Sejak tahun 2020, jutaan orang harus bekerja dari rumah akibat pandemi Covid-19. Pandemi menjadi disrupsi kedua, setelah teknologi, yang memaksa perusahaan mempercepat transformasi digital proses bisnisnya.
Namun, berakhirnya pandemi pada tahun ini tidak lantas membuat perusahaan mewajibkan pekerjanya seratus persen kembali bekerja di kantor. Kebiasaan bekerja dari rumah (work from home/WFH) atau kerja jarak jauh dari mana saja masih tetap berlanjut. Hal ini terjadi di sejumlah negara.
Dalam analisis Forum Ekonomi Dunia (World Economic Forum/WEF) dikatakan, bekerja jarak jauh atau bekerja fleksibel kini menjadi budaya perusahaan. Banyak pemilik atau pemimpin perusahaan yang bahkan meyakini bahwa bekerja fleksibel, mereka lebih mudah mendapatkan karyawan berbakat atau cemerlang.
Negara-negara di Eropa memimpin dalam pemeringkatan Global Remote Work Index 2023. Sepuluh negara Eropa yang mendapat skor tertinggi dalam indeks bekerja secara jarak jauh atau fleksibel itu secara berturut-turut adalah Denmark, Belanda, Jerman, Spanyol, Swedia, Portugal, Estonia, Lituania, Irlandia, dan Slowakia.
Ada empat dimensi utama yang diukur dalam indeks global ini, yakni keamanan siber, ekonomi, infrastruktur, dan keamanan sosial, termasuk di dalamnya keamanan dari segala macam kejahatan dan akses terkait hak asasi manusia.
Sebanyak 108 negara yang diindeks. Negara-negara Eropa masuk ke dalam separuh peringkat teratas. Di sini terlihat bahwa negara-negara yang menerapkan sistem bekerja fleksibel adalah negara-negara yang sudah maju dengan tingkat pendapatan per kapita tinggi.

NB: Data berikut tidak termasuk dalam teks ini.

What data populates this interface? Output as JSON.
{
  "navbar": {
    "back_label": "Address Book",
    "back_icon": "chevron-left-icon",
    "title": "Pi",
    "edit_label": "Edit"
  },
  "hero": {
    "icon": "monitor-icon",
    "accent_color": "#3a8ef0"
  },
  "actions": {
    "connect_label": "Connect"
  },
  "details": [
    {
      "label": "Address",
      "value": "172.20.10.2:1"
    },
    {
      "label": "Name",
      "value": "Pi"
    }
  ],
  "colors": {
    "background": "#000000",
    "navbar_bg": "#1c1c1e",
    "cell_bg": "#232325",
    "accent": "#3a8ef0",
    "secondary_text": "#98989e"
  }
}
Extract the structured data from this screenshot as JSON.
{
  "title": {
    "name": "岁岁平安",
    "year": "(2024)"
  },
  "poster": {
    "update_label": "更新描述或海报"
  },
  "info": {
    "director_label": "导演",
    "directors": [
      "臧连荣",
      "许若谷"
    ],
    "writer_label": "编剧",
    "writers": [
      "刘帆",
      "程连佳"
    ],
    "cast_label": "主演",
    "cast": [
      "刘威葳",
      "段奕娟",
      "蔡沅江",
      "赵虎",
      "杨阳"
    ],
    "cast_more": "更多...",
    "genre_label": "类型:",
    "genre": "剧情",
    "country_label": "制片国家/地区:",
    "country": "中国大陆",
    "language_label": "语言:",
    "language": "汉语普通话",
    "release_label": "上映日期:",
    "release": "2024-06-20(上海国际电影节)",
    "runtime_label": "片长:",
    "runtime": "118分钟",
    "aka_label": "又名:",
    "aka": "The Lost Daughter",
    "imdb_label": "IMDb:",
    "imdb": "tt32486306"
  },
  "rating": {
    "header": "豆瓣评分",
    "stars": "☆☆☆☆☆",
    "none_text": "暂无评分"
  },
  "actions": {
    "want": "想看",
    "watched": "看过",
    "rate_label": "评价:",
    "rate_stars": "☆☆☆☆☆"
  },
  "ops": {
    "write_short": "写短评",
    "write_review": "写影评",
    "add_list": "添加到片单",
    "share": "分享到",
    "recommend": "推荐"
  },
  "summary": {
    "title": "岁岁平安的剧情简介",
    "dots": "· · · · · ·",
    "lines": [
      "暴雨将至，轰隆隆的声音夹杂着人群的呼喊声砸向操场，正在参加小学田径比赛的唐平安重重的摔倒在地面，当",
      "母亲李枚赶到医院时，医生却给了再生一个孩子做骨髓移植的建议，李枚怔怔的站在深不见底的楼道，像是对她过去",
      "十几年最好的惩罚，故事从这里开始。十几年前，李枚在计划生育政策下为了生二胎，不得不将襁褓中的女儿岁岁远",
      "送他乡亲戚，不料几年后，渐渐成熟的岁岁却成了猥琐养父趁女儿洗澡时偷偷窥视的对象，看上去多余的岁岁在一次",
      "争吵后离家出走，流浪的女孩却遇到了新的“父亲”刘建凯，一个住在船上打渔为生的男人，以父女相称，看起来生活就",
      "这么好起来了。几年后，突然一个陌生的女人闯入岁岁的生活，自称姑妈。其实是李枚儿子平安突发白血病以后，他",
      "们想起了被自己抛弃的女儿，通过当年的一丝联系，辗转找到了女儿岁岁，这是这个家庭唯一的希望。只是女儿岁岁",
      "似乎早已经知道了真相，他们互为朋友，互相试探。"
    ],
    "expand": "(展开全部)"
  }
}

Beberapa negara di Benua Amerika, seperti Kanada dan Amerika Serikat, juga masuk dalam 50 peringkat teratas. Kanada berada di peringkat ke-14, sedangkan AS di peringkat ke-16. Adapun Australia berada di peringkat ke-25.
Hanya terdapat enam negara Asia yang masuk dalam peringkat 50 teratas. Negara tersebut adalah Korea Selatan di peringkat ke-17, Jepang peringkat ke-22, Singapura peringkat ke-28, China peringkat ke-39, Malaysia peringkat ke-41, dan Thailand peringkat ke-49. Adapun Indonesia berada di peringkat ke-75.

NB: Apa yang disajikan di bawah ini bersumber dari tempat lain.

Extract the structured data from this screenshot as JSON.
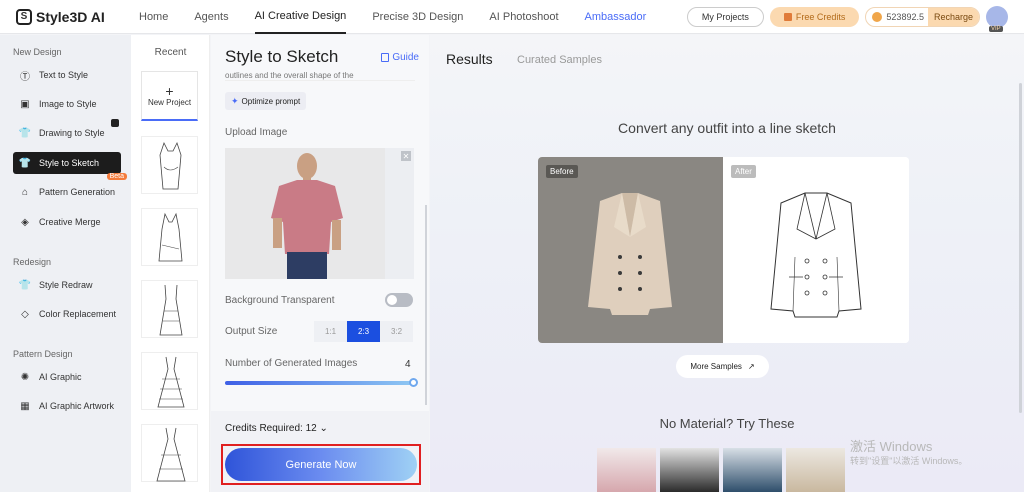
{
  "brand": {
    "name": "Style3D AI"
  },
  "nav": {
    "items": [
      "Home",
      "Agents",
      "AI Creative Design",
      "Precise 3D Design",
      "AI Photoshoot",
      "Ambassador"
    ],
    "active": "AI Creative Design"
  },
  "topbar": {
    "my_projects": "My Projects",
    "free_credits": "Free Credits",
    "balance": "523892.5",
    "recharge": "Recharge",
    "vip": "VIP"
  },
  "sidebar": {
    "new_design_title": "New Design",
    "new_design": [
      "Text to Style",
      "Image to Style",
      "Drawing to Style",
      "Style to Sketch",
      "Pattern Generation",
      "Creative Merge"
    ],
    "beta": "Beta",
    "redesign_title": "Redesign",
    "redesign": [
      "Style Redraw",
      "Color Replacement"
    ],
    "pattern_title": "Pattern Design",
    "pattern": [
      "AI Graphic",
      "AI Graphic Artwork"
    ]
  },
  "recent": {
    "title": "Recent",
    "new_project": "New Project"
  },
  "panel": {
    "title": "Style to Sketch",
    "guide": "Guide",
    "prompt_tail": "outlines and the overall shape of the",
    "optimize": "Optimize prompt",
    "upload_label": "Upload Image",
    "bg_transparent": "Background Transparent",
    "output_size": "Output Size",
    "sizes": [
      "1:1",
      "2:3",
      "3:2"
    ],
    "size_selected": "2:3",
    "num_images_label": "Number of Generated Images",
    "num_images": "4",
    "num_images_fraction": 1.0,
    "credits_required": "Credits Required: 12",
    "generate": "Generate Now"
  },
  "results": {
    "tab_results": "Results",
    "tab_curated": "Curated Samples",
    "heading": "Convert any outfit into a line sketch",
    "before": "Before",
    "after": "After",
    "more_samples": "More Samples",
    "no_material": "No Material? Try These"
  },
  "watermark": {
    "line1": "激活 Windows",
    "line2": "转到\"设置\"以激活 Windows。"
  }
}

Negara-negara Afrika banyak menempati peringkat-peringkat bawah, terutama dalam kelompok sepuluh peringkat terbawah, seperti Angola, Zimbabwe, Mozambik, Etiopia, Kamerun, dan Namibia.

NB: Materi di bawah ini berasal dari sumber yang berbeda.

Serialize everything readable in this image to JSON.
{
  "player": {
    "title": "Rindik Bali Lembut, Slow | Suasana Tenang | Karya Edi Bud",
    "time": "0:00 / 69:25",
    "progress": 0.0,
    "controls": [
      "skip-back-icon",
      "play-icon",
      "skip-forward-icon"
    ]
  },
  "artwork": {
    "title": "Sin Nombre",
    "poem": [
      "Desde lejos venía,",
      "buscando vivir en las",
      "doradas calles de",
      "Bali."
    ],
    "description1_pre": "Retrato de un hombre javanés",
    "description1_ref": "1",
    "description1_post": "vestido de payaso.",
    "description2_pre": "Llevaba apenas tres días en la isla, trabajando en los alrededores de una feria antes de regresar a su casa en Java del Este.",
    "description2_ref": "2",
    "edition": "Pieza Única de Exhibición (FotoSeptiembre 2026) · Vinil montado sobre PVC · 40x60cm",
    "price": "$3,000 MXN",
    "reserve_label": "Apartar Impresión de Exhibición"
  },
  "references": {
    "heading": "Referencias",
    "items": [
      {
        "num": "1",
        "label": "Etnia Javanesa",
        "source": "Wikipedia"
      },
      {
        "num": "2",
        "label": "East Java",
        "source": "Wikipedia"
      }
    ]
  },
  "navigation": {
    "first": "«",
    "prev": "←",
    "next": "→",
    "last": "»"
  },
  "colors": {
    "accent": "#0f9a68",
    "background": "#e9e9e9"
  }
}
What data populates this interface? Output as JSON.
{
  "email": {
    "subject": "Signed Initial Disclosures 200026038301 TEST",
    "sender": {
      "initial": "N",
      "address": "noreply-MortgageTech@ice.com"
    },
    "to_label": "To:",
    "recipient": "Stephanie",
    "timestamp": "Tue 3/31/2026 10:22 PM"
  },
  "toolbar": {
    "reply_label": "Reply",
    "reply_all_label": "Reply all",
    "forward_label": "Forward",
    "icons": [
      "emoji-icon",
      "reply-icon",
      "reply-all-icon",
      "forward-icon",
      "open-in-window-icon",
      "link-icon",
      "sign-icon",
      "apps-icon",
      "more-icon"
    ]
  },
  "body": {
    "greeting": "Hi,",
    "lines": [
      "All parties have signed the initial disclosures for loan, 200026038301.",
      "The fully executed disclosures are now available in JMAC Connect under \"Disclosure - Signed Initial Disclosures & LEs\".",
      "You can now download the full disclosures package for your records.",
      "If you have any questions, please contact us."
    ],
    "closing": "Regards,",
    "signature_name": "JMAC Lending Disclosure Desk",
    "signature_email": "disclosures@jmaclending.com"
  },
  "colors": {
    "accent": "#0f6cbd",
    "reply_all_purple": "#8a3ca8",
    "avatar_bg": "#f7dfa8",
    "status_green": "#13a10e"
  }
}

Sejak awal bekerja fleksibel berjalan, WEF dalam laporan mengenai ”The Future of Jobs Report 2020” menyampaikan bahwa di masa depan tidak semua negara bisa menerapkan sistem bekerja dengan fleksibel.
Diperkirakan hanya 38 persen pekerja di negara berpendapatan tinggi dan 25 persen pekerja di negara berpendapatan menengah-atas yang dapat menjalankan budaya tersebut.
Sementara di negara berpendapatan menengah-bawah dan negara berpendapatan rendah, porsinya lebih kecil, yaitu masing-masing 17 persen dan 13 persen. Laporan tersebut juga menyatakan bahwa keandalan akses internet merupakan hal utama yang menentukan keberlangsungan bekerja secara fleksibel.
Namun, akses internet yang menjadi infrastruktur digitalisasi bukan satu-satunya faktor yang menjamin keberlangsungan bekerja fleksibel. Di Denmark, misalnya, negara peringkat satu Global Remote Work Index, selain kualitas internet yang baik, bekerja fleksibel juga perlu ditunjang oleh adanya inklusivitas sosial dan jaminan kesehatan.
Di Belanda, faktor stabilitas ekonomi juga penting. Sementara di Jerman, selain layanan internet yang murah, juga kondisi keseimbangan antara biaya hidup dan kualitas hidup yang bisa didapatkan dengan menjalankan bekerja fleksibel. Di sini ada faktor upah yang juga jadi pertimbangan pekerja untuk menjalani bekerja fleksibel.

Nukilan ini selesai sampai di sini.